После того как Гегель покончил с ностальгией в духе Гельдерлина по греческой гармонии религиозной и политической жизни, он предпринял попытку средствами философии построить «царство Божие»[629]в существующей действительности и поднять догматическое христианство до философского уровня, с тем чтобы подарить человеческому духу такое же ощущение домашнего уюта, каковое он считал подлинной сущностью античной Греции. Хотя уже в ранних сочинениях он утверждал, что задача «наших дней» состоит в том, чтобы объявить собственностью человека растраченные на небеса сокровища, но тогда эта задача еще сопровождалась свидетельствующим о сомнениях вопросом о том, какая эпоха будет способна предъявить на них свои права и вступить во владение ими.[630]Это более чем оправданное сомнение умолкло в то самое мгновение, когда Гегель решился на единение со своим временем, так что «долженствование» утратило свои притязания под жестким напором действительности. В этом примирении с существующим миром, даже тогда, когда люди «не обнаруживают себя в нем», Гегель нашел выход из революционной критики своей молодости.

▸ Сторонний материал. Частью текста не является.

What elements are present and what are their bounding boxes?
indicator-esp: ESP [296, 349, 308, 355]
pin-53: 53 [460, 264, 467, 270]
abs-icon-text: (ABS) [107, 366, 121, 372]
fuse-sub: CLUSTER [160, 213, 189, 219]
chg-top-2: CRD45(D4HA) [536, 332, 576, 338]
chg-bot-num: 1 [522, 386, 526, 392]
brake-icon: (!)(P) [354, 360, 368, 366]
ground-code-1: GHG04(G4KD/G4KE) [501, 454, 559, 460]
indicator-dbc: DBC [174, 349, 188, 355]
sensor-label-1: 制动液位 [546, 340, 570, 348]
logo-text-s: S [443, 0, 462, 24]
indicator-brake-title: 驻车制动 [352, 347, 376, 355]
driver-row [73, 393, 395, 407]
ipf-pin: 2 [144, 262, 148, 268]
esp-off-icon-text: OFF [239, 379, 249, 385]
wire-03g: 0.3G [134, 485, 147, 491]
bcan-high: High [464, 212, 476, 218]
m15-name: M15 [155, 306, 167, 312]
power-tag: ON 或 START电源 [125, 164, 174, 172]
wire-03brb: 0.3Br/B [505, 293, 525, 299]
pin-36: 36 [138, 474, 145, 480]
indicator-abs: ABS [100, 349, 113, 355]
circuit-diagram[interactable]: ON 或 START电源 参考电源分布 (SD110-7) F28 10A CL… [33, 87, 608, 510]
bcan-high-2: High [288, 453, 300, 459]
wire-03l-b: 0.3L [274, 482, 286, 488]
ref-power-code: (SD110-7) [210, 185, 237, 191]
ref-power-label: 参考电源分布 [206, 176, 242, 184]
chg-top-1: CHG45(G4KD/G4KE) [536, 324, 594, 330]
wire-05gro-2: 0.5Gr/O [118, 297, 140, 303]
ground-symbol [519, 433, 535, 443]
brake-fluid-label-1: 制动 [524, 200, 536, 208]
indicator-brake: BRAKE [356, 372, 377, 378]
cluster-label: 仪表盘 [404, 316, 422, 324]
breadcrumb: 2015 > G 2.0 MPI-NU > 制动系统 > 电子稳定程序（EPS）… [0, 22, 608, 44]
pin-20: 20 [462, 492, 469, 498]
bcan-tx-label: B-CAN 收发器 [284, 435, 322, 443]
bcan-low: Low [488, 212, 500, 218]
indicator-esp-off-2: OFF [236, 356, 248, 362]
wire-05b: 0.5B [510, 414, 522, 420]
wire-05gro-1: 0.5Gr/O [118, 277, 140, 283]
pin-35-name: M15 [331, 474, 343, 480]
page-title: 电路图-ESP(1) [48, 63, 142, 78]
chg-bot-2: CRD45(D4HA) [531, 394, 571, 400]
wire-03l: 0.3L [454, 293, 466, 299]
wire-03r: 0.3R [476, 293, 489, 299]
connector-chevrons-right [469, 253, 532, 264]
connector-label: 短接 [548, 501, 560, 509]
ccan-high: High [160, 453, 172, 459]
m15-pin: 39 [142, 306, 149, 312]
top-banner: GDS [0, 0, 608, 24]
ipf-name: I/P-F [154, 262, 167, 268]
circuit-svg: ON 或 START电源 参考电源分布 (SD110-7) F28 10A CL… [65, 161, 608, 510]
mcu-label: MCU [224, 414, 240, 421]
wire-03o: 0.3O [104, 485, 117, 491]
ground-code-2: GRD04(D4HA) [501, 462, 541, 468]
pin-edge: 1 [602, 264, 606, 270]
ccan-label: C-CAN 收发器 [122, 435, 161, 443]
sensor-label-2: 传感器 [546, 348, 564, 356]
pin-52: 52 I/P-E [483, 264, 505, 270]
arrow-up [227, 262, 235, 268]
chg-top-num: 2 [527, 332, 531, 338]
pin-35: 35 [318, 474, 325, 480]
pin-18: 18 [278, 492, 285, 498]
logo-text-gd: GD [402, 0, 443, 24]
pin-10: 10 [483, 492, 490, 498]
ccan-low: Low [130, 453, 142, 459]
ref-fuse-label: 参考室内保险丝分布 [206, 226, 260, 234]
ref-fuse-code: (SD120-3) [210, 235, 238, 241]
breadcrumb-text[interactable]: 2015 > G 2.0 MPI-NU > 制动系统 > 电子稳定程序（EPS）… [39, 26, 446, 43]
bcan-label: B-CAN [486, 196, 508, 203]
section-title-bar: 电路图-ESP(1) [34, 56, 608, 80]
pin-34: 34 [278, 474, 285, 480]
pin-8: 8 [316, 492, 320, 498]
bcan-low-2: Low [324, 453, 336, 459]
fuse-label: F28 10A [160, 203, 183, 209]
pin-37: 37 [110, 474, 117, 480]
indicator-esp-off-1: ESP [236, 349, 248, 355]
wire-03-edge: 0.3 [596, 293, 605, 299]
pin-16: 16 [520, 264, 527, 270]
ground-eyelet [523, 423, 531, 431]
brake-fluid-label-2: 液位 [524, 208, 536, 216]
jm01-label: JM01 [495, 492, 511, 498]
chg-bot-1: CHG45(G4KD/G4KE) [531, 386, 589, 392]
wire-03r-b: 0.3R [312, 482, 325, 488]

С этого момента методом его критики становится спекулятивное опосредование. Как Гегель никогда бы не смог разделить присущей Марксу революционной воли к переменам, так и кьеркегоровское требование «экзистирующего мыслителя» он отклонил бы с недовольством, ибо этой проблемы для него не существовало. Однажды он весьма старомодно определил, что экзистенциально мыслить означает обладать «жизнью и мнениями», и различил три вида их взаимосвязи: «У некоторых людей есть жизнь, но нет мнений, у других есть только мнения, но нет жизни, и, наконец, существуют и такие, у которых есть и то и другое, и жизнь, и мнения. Последние встречаются реже всего, затем идут первые, наиболее же привычны, как и всегда, те, что находятся посредине».[631]в этом соотношении жизни и мнений Гегель осознавал, что он превосходит как крайности, так и посредственность, в то время как Маркс и Кьеркегор в своем тотальном разрыве с существующим устремлялись к наиболее радикальному.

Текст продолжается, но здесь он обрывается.